Personification (Unit 2)

Personification gives human traits to nonhuman things, and it often arrives via simile ("the wind howled like a grieving widow"). The devices stack. Strong AP essays notice when a single line is doing two figurative jobs at once.

Is Similes on the AP English Literature exam?

Multiple-choice questions on poetry passages regularly ask what a comparison reveals about the speaker, the subject, or the tone. The stem won't always say "simile." It might ask about the function of a specific phrase, which is the 2.4.A skill. Fiveable practice questions in this area also test whether you can explain how an extended metaphor depends on context, and similes are part of how those extended metaphors get built. On the poetry FRQ (Question 1), spotting a simile is worth nothing by itself. The points come from explaining function. Don't write "the poet uses a simile to create imagery." Write what trait the comparison transfers and what perspective it conveys. "Comparing the city to a sleeping animal suggests the speaker sees it as alive but vulnerable" is the kind of sentence that earns evidence-and-commentary points.

Similes vs Metaphor

Both compare two unlike things by focusing on shared traits. The difference is grammatical. A simile uses "like" or "as" to make the comparison explicit ("life is like a journey"), while a metaphor states the comparison directly ("life is a journey"). Metaphors tend to feel more forceful because they assert identity instead of resemblance. On the exam, identifying which one you're looking at is step one; the analysis of what the comparison means works the same way for both. One trap to avoid: not every "like" or "as" is a simile. "She runs like her sister" compares two similar things literally, so it's not figurative.

Key things to remember about Similes

  • A simile compares two unlike things using "like" or "as," while a metaphor makes the same kind of comparison without those words.

  • Per the CED, comparisons focus on particular traits, qualities, or characteristics, not on the whole objects, so your analysis should name the specific trait being transferred.

  • Similes convey figurative meaning and transmit a perspective, which means a simile tells you how the speaker sees the subject, not just what the subject is.

  • Extended metaphors are expanded through additional details, similes, and images, so a simile may be one piece of a comparison running through an entire poem.

  • Identifying a simile earns nothing on the FRQ by itself; the points come from explaining its function, meaning what the comparison reveals about meaning or tone.

  • Not every "like" or "as" creates a simile; the comparison must be between two genuinely unlike things to count as figurative.

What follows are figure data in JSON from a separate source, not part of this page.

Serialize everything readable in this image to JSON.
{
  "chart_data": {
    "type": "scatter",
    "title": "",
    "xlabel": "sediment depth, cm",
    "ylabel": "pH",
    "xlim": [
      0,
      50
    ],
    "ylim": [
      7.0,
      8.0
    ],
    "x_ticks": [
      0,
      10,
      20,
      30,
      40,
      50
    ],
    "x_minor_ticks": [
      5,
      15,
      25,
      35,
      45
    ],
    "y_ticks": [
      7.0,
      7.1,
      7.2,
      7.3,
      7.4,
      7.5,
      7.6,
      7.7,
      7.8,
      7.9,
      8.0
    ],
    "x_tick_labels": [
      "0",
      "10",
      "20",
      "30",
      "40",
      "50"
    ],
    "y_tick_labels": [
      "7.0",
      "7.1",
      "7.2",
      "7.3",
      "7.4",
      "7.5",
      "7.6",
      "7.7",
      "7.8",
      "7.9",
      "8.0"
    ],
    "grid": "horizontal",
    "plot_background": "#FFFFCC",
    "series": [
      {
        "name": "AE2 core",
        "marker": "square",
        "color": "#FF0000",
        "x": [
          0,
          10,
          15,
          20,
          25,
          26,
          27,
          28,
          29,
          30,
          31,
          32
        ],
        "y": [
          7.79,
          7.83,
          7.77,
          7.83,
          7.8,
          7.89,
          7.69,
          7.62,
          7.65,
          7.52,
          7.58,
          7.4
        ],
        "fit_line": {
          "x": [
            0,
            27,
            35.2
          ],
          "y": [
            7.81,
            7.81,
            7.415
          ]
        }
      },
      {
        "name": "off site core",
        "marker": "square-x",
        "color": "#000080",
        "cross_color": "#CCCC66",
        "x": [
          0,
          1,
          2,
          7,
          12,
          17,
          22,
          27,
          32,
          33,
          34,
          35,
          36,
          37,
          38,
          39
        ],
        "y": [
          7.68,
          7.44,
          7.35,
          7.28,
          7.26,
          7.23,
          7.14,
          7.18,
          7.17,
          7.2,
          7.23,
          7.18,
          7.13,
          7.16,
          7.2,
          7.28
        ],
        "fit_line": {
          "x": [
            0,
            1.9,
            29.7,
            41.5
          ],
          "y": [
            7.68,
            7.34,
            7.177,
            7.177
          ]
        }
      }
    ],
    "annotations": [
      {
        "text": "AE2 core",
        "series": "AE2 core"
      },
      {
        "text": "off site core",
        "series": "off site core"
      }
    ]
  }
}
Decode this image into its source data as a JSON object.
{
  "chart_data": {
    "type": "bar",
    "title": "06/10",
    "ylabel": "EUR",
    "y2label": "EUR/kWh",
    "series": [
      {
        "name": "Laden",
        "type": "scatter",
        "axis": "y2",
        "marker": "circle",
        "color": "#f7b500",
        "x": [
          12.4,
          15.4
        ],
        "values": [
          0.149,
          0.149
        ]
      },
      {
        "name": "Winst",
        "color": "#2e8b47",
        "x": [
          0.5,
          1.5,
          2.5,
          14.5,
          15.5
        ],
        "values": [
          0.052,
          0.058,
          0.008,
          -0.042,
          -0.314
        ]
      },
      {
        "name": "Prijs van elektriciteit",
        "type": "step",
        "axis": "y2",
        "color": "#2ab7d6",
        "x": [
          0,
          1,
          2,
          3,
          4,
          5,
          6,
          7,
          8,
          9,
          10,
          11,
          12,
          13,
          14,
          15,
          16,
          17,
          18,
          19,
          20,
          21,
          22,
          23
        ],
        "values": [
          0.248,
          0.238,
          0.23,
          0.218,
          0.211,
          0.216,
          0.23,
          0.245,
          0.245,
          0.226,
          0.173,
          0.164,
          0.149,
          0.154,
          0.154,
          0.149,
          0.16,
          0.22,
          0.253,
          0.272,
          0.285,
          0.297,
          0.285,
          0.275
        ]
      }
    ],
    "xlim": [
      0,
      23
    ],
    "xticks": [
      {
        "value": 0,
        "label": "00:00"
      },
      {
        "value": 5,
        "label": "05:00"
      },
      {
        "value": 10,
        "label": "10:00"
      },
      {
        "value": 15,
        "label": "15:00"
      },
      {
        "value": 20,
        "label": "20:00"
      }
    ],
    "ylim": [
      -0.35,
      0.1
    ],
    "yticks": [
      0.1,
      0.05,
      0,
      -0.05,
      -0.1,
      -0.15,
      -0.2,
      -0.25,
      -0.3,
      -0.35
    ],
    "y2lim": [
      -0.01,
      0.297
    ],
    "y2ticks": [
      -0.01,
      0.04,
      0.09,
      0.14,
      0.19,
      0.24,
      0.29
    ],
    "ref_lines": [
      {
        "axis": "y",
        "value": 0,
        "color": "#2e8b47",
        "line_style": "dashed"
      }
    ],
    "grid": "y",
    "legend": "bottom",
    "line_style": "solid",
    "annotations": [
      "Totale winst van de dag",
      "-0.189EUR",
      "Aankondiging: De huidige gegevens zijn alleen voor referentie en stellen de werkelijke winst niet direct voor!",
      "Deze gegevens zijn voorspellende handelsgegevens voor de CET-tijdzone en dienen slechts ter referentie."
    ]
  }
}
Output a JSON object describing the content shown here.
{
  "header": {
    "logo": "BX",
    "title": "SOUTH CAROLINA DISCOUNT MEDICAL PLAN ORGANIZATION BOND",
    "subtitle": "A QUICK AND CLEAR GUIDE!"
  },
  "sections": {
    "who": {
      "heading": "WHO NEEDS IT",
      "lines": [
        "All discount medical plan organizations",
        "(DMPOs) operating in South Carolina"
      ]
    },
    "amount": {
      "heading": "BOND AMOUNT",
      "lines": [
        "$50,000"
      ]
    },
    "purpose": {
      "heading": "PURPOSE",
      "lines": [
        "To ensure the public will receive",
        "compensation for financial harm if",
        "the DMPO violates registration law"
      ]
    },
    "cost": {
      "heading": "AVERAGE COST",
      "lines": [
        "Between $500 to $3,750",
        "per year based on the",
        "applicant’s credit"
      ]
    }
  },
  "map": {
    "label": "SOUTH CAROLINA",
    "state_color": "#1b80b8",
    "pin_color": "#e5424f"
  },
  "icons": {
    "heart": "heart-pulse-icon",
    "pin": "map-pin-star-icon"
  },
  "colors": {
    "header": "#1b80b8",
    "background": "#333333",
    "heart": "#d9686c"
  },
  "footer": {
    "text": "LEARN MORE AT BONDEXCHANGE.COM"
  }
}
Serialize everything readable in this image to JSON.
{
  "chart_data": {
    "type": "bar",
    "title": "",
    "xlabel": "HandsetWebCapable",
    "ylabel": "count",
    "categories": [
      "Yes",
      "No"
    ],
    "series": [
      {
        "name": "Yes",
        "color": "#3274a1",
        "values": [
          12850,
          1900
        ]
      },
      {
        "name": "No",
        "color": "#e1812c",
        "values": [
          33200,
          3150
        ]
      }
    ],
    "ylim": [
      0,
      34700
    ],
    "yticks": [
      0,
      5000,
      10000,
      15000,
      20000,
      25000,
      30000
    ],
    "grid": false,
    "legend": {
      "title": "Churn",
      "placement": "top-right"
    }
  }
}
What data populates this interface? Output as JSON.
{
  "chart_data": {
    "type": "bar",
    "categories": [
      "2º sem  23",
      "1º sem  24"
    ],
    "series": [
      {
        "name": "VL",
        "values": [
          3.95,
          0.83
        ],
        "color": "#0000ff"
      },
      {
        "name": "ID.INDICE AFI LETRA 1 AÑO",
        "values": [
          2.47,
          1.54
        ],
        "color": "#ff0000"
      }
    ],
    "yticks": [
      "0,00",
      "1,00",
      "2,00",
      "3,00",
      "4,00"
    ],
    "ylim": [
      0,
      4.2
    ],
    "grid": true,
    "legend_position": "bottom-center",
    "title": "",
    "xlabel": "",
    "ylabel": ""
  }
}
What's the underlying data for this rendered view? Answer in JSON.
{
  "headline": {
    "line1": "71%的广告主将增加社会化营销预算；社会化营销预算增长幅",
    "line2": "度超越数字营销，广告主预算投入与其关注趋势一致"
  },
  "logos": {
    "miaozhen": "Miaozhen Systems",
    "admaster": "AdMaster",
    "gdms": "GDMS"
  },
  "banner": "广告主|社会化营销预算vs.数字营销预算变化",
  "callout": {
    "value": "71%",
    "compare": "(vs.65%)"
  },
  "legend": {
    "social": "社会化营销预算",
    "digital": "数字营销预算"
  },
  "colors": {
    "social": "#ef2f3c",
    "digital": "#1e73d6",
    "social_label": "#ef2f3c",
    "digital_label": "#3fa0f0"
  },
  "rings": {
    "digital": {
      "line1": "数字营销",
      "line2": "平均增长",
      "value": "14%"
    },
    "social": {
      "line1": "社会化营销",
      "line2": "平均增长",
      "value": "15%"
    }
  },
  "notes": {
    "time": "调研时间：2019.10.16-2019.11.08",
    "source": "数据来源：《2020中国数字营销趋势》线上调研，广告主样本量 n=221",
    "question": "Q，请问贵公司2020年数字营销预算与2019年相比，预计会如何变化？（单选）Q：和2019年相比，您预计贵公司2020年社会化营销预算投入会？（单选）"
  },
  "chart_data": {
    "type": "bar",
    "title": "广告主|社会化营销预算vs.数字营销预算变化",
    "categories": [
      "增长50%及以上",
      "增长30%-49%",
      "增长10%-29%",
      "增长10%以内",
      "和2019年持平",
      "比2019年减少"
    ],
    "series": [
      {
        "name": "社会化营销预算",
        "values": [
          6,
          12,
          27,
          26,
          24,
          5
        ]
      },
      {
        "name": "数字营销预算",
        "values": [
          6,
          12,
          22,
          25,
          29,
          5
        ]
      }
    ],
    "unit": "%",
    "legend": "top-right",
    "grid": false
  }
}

Frequently asked questions about Similes

What is a simile in AP Lit?

A simile is a figure of speech that compares two unlike things using "like" or "as," highlighting a shared trait. In AP Lit you analyze what the comparison reveals about the speaker's perspective, a skill tested under learning objectives 2.4.A and 5.4.A.

What's the difference between a simile and a metaphor?

A simile uses "like" or "as" ("life is like a journey"); a metaphor drops those words and states the comparison directly ("life is a journey"). The analysis is the same for both: identify the trait being transferred and explain what it conveys.

Is every sentence with "like" or "as" a simile?

No. A simile must compare two unlike things figuratively. "She sings like her mother" is a literal comparison between two similar things, so it's not a simile. "She sings like a wounded bird" is, because singer and bird are genuinely different.

Do similes show up on the AP Lit exam?

Yes, constantly, especially in the poetry sections. Multiple-choice questions ask what a specific comparison reveals, and the poetry FRQ rewards explaining a simile's function. The exam usually won't use the word "simile" in the stem; it asks about the phrase itself.

How do similes relate to extended metaphors?

The CED states that an extended metaphor is expanded through additional details, similes, and images. So a simile can be one thread of a comparison sustained across a whole text, which is the focus of Topic 5.4.